Barack Obama was a major beneficiary of 60 Minutes admiration. CBS has devoted hours of air time to the promotion of Barack Obama – five interviews before the election, and six after it, all reported by Steve Kroft. Of the 49 Kroft questions in the first four CBS interviews (before the financial crisis hit), 42 were personal or horse-race questions. Only seven focused on issues – five on foreign policy, and two on trade – with no real focus on any domestic issues. Kroft never focused a question on Obama scandals, or his record in the Illinois legislature. Even issue questions were soft and open-ended. Kroft's interviews were even made into a DVD for nostalgic Obama supporters, Obama All Access.
Other candidates for president were not granted the same red carpet as Obama. The contrast was striking to Scott Pelley's 2008 bailout interview with John McCain: "But why would you let the Wall Street executives sail away on their yachts and leave this on the American taxpayer?" Mike Wallace's interview with Mitt Romney in 2007 was sharply personal, demanding to know if the Republican candidate had premarital sex with his wife and asking his five sons why none of them had ever joined the military.

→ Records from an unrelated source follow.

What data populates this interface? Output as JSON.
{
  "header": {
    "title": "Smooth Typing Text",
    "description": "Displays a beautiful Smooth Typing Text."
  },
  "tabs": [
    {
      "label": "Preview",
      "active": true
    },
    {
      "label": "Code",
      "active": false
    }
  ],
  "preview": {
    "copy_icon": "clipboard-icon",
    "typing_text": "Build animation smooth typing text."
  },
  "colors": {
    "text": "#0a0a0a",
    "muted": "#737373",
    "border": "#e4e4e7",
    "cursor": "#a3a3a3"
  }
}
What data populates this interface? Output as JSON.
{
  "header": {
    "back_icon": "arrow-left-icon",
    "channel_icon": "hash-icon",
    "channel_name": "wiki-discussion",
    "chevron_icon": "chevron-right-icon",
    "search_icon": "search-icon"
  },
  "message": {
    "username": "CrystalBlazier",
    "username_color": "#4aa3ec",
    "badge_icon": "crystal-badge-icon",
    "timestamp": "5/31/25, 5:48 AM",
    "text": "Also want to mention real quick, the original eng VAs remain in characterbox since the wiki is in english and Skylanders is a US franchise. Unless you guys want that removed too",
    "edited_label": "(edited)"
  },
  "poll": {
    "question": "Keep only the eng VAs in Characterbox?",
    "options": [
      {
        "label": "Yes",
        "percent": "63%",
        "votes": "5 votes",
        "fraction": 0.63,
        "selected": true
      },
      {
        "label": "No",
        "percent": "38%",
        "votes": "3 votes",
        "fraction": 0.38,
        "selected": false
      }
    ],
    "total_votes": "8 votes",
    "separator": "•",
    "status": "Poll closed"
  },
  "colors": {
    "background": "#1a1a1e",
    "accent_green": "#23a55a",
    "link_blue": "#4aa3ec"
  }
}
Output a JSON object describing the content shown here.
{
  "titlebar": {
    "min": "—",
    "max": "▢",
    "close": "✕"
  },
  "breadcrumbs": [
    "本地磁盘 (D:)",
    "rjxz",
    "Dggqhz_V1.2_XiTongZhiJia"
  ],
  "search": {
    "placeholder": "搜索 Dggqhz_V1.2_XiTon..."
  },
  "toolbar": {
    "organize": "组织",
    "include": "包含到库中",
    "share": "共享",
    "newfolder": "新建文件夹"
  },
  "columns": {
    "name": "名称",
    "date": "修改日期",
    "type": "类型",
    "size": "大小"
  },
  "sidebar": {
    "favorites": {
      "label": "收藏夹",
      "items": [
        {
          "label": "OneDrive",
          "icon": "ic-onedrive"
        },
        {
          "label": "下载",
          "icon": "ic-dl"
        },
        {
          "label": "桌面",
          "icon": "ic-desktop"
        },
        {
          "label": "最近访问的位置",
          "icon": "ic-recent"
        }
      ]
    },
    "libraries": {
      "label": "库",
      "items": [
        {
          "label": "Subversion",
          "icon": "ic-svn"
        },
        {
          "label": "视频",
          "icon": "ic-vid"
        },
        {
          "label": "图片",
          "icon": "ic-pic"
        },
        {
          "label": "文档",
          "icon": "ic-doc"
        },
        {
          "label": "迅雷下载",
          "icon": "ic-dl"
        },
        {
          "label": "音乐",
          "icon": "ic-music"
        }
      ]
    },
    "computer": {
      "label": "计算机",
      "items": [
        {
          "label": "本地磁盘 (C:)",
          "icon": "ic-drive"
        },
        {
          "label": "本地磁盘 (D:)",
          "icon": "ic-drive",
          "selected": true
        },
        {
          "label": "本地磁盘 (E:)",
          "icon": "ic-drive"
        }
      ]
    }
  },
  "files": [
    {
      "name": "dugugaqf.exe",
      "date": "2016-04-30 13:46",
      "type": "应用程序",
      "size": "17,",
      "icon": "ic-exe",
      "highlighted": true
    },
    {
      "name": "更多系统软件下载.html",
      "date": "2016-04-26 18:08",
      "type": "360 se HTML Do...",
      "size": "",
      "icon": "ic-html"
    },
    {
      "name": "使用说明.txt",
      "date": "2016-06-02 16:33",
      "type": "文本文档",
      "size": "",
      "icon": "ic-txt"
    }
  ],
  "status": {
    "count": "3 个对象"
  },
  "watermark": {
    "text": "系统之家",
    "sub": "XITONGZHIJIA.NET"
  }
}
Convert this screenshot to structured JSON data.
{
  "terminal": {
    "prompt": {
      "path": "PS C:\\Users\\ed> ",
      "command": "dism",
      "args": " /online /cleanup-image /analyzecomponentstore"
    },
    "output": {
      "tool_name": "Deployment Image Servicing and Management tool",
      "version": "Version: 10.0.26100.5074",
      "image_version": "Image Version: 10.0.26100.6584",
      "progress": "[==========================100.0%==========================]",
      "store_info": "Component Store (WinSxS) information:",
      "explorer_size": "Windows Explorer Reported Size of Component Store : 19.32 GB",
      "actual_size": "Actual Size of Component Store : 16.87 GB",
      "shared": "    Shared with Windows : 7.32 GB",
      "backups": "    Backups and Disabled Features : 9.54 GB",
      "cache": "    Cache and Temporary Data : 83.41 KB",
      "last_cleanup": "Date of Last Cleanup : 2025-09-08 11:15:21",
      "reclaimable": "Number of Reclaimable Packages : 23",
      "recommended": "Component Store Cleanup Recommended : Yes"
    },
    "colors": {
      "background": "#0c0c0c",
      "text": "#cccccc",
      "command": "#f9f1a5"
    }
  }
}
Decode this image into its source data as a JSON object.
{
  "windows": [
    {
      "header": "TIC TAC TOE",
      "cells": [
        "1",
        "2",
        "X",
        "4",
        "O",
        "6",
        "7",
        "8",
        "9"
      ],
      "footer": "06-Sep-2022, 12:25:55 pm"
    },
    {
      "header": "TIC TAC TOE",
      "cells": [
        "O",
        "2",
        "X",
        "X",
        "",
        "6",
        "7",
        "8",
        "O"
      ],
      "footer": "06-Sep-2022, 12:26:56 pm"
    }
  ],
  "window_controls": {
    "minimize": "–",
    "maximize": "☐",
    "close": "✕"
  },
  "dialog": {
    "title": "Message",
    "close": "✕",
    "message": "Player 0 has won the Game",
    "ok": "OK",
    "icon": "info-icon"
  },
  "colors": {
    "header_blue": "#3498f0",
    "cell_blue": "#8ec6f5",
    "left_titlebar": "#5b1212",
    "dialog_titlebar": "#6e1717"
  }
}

Liberal journalists and celebrities were also celebrated, and conservative celebrities were hounded. Morley Safer championed Stephen Colbert for satirizing conservative talk show hosts and their "wildly inaccurate, but patriotic and combative noise...With all of their excesses, it was only a matter of time before someone came along to skewer them. Well, the eagle has landed." Safer also felt the pain of actor Alec Baldwin having to deal with "conservative junkyard dogs like Sean Hannity." But Mike Wallace confronted Bill O'Reilly: "You are addicted to the power, you are addicted to the money, you are addicted to the fact that ‘I am Bill O'Reilly, and everybody knows it.'"
A review of the recent output of 60 Minutes should cause media historians to restrain themselves before declaring that this program is a hallmark of hard-hitting journalism, without a political axe to grind. They either carry an axe or a shoe-shine kit.